И не важно, что рождается в результате этого возвращающего усилия. Из этой “сетки”: неполнота — восполнение, потеря идентичности — самоидентификация — можно выстроить хоть визуальный архетип русскости-европейскости, хоть феноменологию скуки… Но главное, что интересно автору и что мучает его как основная утрата, — это ощущение тела, потерянное искусством: “Кто вернет нам гарантию существования, уравняв тело, порожденное светом, когда-то задевшим нас сквозь веки, с самим свечением?” — патетически вопрошает он. Пути этого возврата изобразительных искусств к перворазрыву и к преодолению — через возврат — первотравмы и стали главным сюжетом книги, вторая часть которой, собственно посвященная художникам, так и называется — “Тела”.

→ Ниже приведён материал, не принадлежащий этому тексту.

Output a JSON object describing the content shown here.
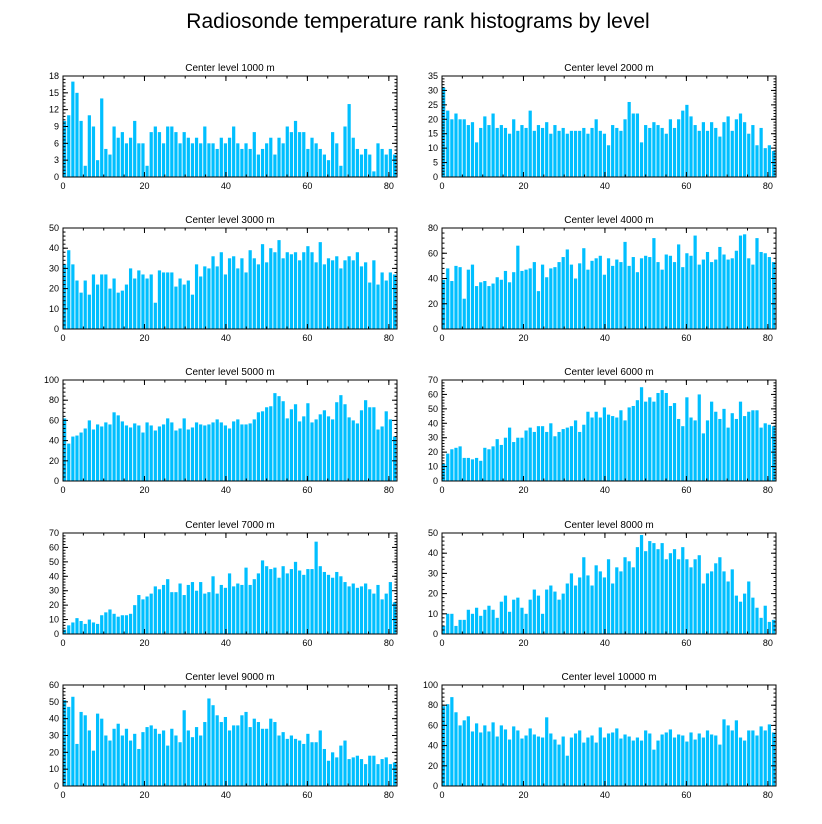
{
  "title": "Radiosonde temperature rank histograms by level",
  "bar_color": "#00bfff",
  "chart_data": [
    {
      "type": "bar",
      "title": "Center level 1000 m",
      "ylim": [
        0,
        18
      ],
      "yticks": [
        0,
        3,
        6,
        9,
        12,
        15,
        18
      ],
      "xlim": [
        0,
        82
      ],
      "xticks": [
        0,
        20,
        40,
        60,
        80
      ],
      "values": [
        10,
        11,
        17,
        15,
        10,
        2,
        11,
        9,
        3,
        14,
        5,
        4,
        9,
        7,
        8,
        6,
        7,
        10,
        6,
        6,
        2,
        8,
        9,
        8,
        6,
        9,
        9,
        8,
        6,
        8,
        7,
        6,
        7,
        6,
        9,
        6,
        6,
        5,
        7,
        6,
        7,
        9,
        6,
        5,
        6,
        5,
        8,
        4,
        5,
        6,
        7,
        4,
        7,
        6,
        9,
        8,
        10,
        8,
        8,
        5,
        7,
        6,
        5,
        4,
        3,
        8,
        6,
        2,
        9,
        13,
        7,
        5,
        4,
        5,
        4,
        1,
        6,
        5,
        4,
        5,
        4
      ]
    },
    {
      "type": "bar",
      "title": "Center level 2000 m",
      "ylim": [
        0,
        35
      ],
      "yticks": [
        0,
        5,
        10,
        15,
        20,
        25,
        30,
        35
      ],
      "xlim": [
        0,
        82
      ],
      "xticks": [
        0,
        20,
        40,
        60,
        80
      ],
      "values": [
        31,
        23,
        20,
        22,
        20,
        20,
        18,
        19,
        12,
        17,
        21,
        18,
        22,
        17,
        18,
        17,
        15,
        20,
        16,
        18,
        17,
        23,
        16,
        18,
        17,
        19,
        15,
        18,
        16,
        17,
        15,
        16,
        16,
        16,
        17,
        15,
        17,
        20,
        16,
        15,
        11,
        18,
        17,
        16,
        20,
        26,
        22,
        22,
        12,
        18,
        17,
        19,
        18,
        17,
        15,
        20,
        17,
        20,
        23,
        25,
        21,
        18,
        16,
        19,
        16,
        19,
        17,
        14,
        19,
        21,
        16,
        20,
        22,
        19,
        15,
        18,
        11,
        17,
        10,
        11,
        9
      ]
    },
    {
      "type": "bar",
      "title": "Center level 3000 m",
      "ylim": [
        0,
        50
      ],
      "yticks": [
        0,
        10,
        20,
        30,
        40,
        50
      ],
      "xlim": [
        0,
        82
      ],
      "xticks": [
        0,
        20,
        40,
        60,
        80
      ],
      "values": [
        32,
        39,
        32,
        24,
        18,
        24,
        17,
        27,
        22,
        27,
        27,
        20,
        25,
        18,
        19,
        22,
        30,
        25,
        29,
        27,
        25,
        27,
        13,
        29,
        28,
        28,
        28,
        21,
        25,
        22,
        24,
        17,
        32,
        26,
        31,
        30,
        36,
        31,
        38,
        27,
        35,
        36,
        30,
        35,
        28,
        39,
        35,
        32,
        42,
        33,
        40,
        38,
        44,
        35,
        38,
        37,
        38,
        34,
        38,
        41,
        38,
        33,
        43,
        32,
        35,
        34,
        36,
        30,
        34,
        36,
        34,
        38,
        31,
        33,
        23,
        34,
        22,
        28,
        24,
        28,
        27
      ]
    },
    {
      "type": "bar",
      "title": "Center level 4000 m",
      "ylim": [
        0,
        80
      ],
      "yticks": [
        0,
        20,
        40,
        60,
        80
      ],
      "xlim": [
        0,
        82
      ],
      "xticks": [
        0,
        20,
        40,
        60,
        80
      ],
      "values": [
        39,
        48,
        38,
        50,
        49,
        24,
        47,
        51,
        34,
        37,
        38,
        34,
        36,
        41,
        39,
        46,
        37,
        45,
        66,
        46,
        47,
        48,
        53,
        30,
        51,
        41,
        48,
        49,
        53,
        57,
        63,
        51,
        40,
        52,
        64,
        47,
        54,
        56,
        58,
        43,
        56,
        50,
        55,
        53,
        69,
        50,
        57,
        45,
        56,
        58,
        57,
        72,
        53,
        47,
        59,
        58,
        53,
        67,
        49,
        60,
        58,
        74,
        51,
        55,
        61,
        53,
        55,
        65,
        59,
        55,
        56,
        62,
        74,
        75,
        56,
        51,
        72,
        61,
        60,
        57,
        53
      ]
    },
    {
      "type": "bar",
      "title": "Center level 5000 m",
      "ylim": [
        0,
        100
      ],
      "yticks": [
        0,
        20,
        40,
        60,
        80,
        100
      ],
      "xlim": [
        0,
        82
      ],
      "xticks": [
        0,
        20,
        40,
        60,
        80
      ],
      "values": [
        62,
        37,
        44,
        45,
        48,
        52,
        60,
        51,
        56,
        54,
        58,
        56,
        68,
        65,
        59,
        55,
        53,
        57,
        55,
        48,
        58,
        55,
        50,
        54,
        56,
        62,
        58,
        50,
        52,
        62,
        51,
        53,
        58,
        56,
        55,
        56,
        58,
        61,
        58,
        55,
        52,
        59,
        61,
        56,
        56,
        57,
        61,
        68,
        69,
        73,
        74,
        87,
        84,
        79,
        62,
        71,
        76,
        59,
        64,
        77,
        58,
        61,
        66,
        70,
        64,
        61,
        78,
        85,
        76,
        63,
        60,
        57,
        70,
        80,
        73,
        73,
        51,
        54,
        69,
        61,
        44
      ]
    },
    {
      "type": "bar",
      "title": "Center level 6000 m",
      "ylim": [
        0,
        70
      ],
      "yticks": [
        0,
        10,
        20,
        30,
        40,
        50,
        60,
        70
      ],
      "xlim": [
        0,
        82
      ],
      "xticks": [
        0,
        20,
        40,
        60,
        80
      ],
      "values": [
        12,
        19,
        22,
        23,
        24,
        16,
        16,
        15,
        16,
        14,
        23,
        22,
        24,
        29,
        25,
        30,
        37,
        27,
        30,
        30,
        35,
        37,
        34,
        38,
        38,
        34,
        40,
        31,
        34,
        36,
        37,
        38,
        42,
        34,
        39,
        48,
        44,
        48,
        44,
        51,
        46,
        45,
        44,
        49,
        42,
        51,
        52,
        56,
        65,
        55,
        58,
        55,
        61,
        63,
        61,
        52,
        54,
        43,
        38,
        58,
        44,
        42,
        60,
        33,
        42,
        55,
        48,
        43,
        50,
        37,
        47,
        43,
        55,
        45,
        48,
        49,
        49,
        37,
        40,
        39,
        38
      ]
    },
    {
      "type": "bar",
      "title": "Center level 7000 m",
      "ylim": [
        0,
        70
      ],
      "yticks": [
        0,
        10,
        20,
        30,
        40,
        50,
        60,
        70
      ],
      "xlim": [
        0,
        82
      ],
      "xticks": [
        0,
        20,
        40,
        60,
        80
      ],
      "values": [
        3,
        6,
        8,
        11,
        9,
        7,
        10,
        8,
        7,
        13,
        15,
        17,
        14,
        12,
        13,
        13,
        14,
        20,
        27,
        24,
        26,
        28,
        33,
        31,
        34,
        38,
        29,
        29,
        35,
        27,
        34,
        36,
        30,
        36,
        28,
        29,
        40,
        28,
        34,
        32,
        42,
        33,
        35,
        34,
        46,
        34,
        38,
        42,
        51,
        47,
        45,
        46,
        39,
        47,
        42,
        45,
        50,
        44,
        41,
        45,
        45,
        64,
        47,
        43,
        41,
        39,
        43,
        40,
        36,
        33,
        35,
        32,
        33,
        35,
        31,
        28,
        34,
        24,
        28,
        36,
        22
      ]
    },
    {
      "type": "bar",
      "title": "Center level 8000 m",
      "ylim": [
        0,
        50
      ],
      "yticks": [
        0,
        10,
        20,
        30,
        40,
        50
      ],
      "xlim": [
        0,
        82
      ],
      "xticks": [
        0,
        20,
        40,
        60,
        80
      ],
      "values": [
        4,
        10,
        10,
        4,
        7,
        7,
        12,
        10,
        13,
        9,
        12,
        14,
        12,
        8,
        16,
        19,
        11,
        17,
        18,
        13,
        10,
        17,
        22,
        19,
        10,
        22,
        24,
        21,
        17,
        20,
        25,
        30,
        24,
        28,
        38,
        29,
        24,
        34,
        31,
        28,
        37,
        25,
        33,
        31,
        38,
        36,
        33,
        43,
        49,
        41,
        46,
        45,
        42,
        45,
        37,
        40,
        42,
        37,
        43,
        37,
        33,
        37,
        39,
        25,
        30,
        31,
        35,
        38,
        31,
        26,
        32,
        19,
        16,
        20,
        26,
        18,
        13,
        8,
        14,
        6,
        7
      ]
    },
    {
      "type": "bar",
      "title": "Center level 9000 m",
      "ylim": [
        0,
        60
      ],
      "yticks": [
        0,
        10,
        20,
        30,
        40,
        50,
        60
      ],
      "xlim": [
        0,
        82
      ],
      "xticks": [
        0,
        20,
        40,
        60,
        80
      ],
      "values": [
        51,
        47,
        53,
        25,
        44,
        42,
        33,
        21,
        43,
        40,
        30,
        27,
        34,
        37,
        30,
        34,
        27,
        31,
        22,
        32,
        35,
        36,
        34,
        31,
        33,
        24,
        34,
        30,
        26,
        45,
        33,
        29,
        35,
        30,
        38,
        52,
        48,
        42,
        38,
        41,
        33,
        36,
        36,
        42,
        44,
        35,
        40,
        38,
        34,
        34,
        40,
        38,
        30,
        32,
        28,
        30,
        28,
        27,
        25,
        31,
        26,
        26,
        33,
        22,
        15,
        20,
        17,
        24,
        27,
        16,
        17,
        18,
        16,
        13,
        18,
        18,
        13,
        16,
        17,
        13,
        14
      ]
    },
    {
      "type": "bar",
      "title": "Center level 10000 m",
      "ylim": [
        0,
        100
      ],
      "yticks": [
        0,
        20,
        40,
        60,
        80,
        100
      ],
      "xlim": [
        0,
        82
      ],
      "xticks": [
        0,
        20,
        40,
        60,
        80
      ],
      "values": [
        79,
        81,
        88,
        73,
        60,
        65,
        69,
        54,
        62,
        53,
        60,
        54,
        63,
        49,
        60,
        56,
        46,
        59,
        55,
        47,
        50,
        57,
        51,
        49,
        48,
        68,
        52,
        46,
        41,
        49,
        30,
        48,
        52,
        55,
        43,
        48,
        50,
        43,
        58,
        48,
        52,
        53,
        57,
        47,
        51,
        49,
        45,
        48,
        45,
        55,
        52,
        36,
        45,
        51,
        53,
        56,
        48,
        51,
        50,
        44,
        53,
        46,
        52,
        48,
        55,
        51,
        50,
        41,
        66,
        60,
        55,
        65,
        48,
        45,
        55,
        55,
        50,
        59,
        55,
        61,
        53
      ]
    }
  ]
}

Переформулируя пресловутый тезис Барта, эта книга — об оживании зрения после тотальной смерти зрителя. О том, как возможно искусство, когда оно невозможно. При всех издержках — а сюжет все же дробится и распадается как отражение пейзажа в ряби воды, местами теряясь в вуайерских экстазах, — книга выполняет свою (угадываемую) задачу: превращает читателя в зрителя, восполняющего скудость иллюстраций работой представляющего воображения.
Евгения ВЕЖЛЯН.
1 Сравните на первых страницах “Похорон кузнечика”: “Я проник зрением под алую, приподнятую пинцетом изнанку своего тела, словно за кулису, за границу поверхности, словно зверь в нору, и не мог отвести взгляда от этого своего пупырчатого, тускло блестящего суверенного нутра, от его бесконечного кошмарного лабиринта, удаляющегося куда-то вперед. Сделай туда один шаг, я заблудился бы внутри себя, как Тезей или мальчик-с-пальчик, и мне показалось, что взором я забрался в себя самого, в свою живую чувствующую утробу, как в темный лес, как в лабиринт, слишком вовнутрь, столь глубоко — как нож, осколок стекла или храбрый герой, — что задохнулся от неожиданного ужаса и нахлынувшего следом омерзения. Как мне жить дальше с этим ошеломляющим открытием? С тем, что я есть и внутри себя самого. Прямо на идеально белую пустыню перевязочного стола и на страшный веер блестящих хирургических инструментов, разложенных тут же, я выблевал рыжее пахучее облако непереваренного обеденного месива” (курсив автора).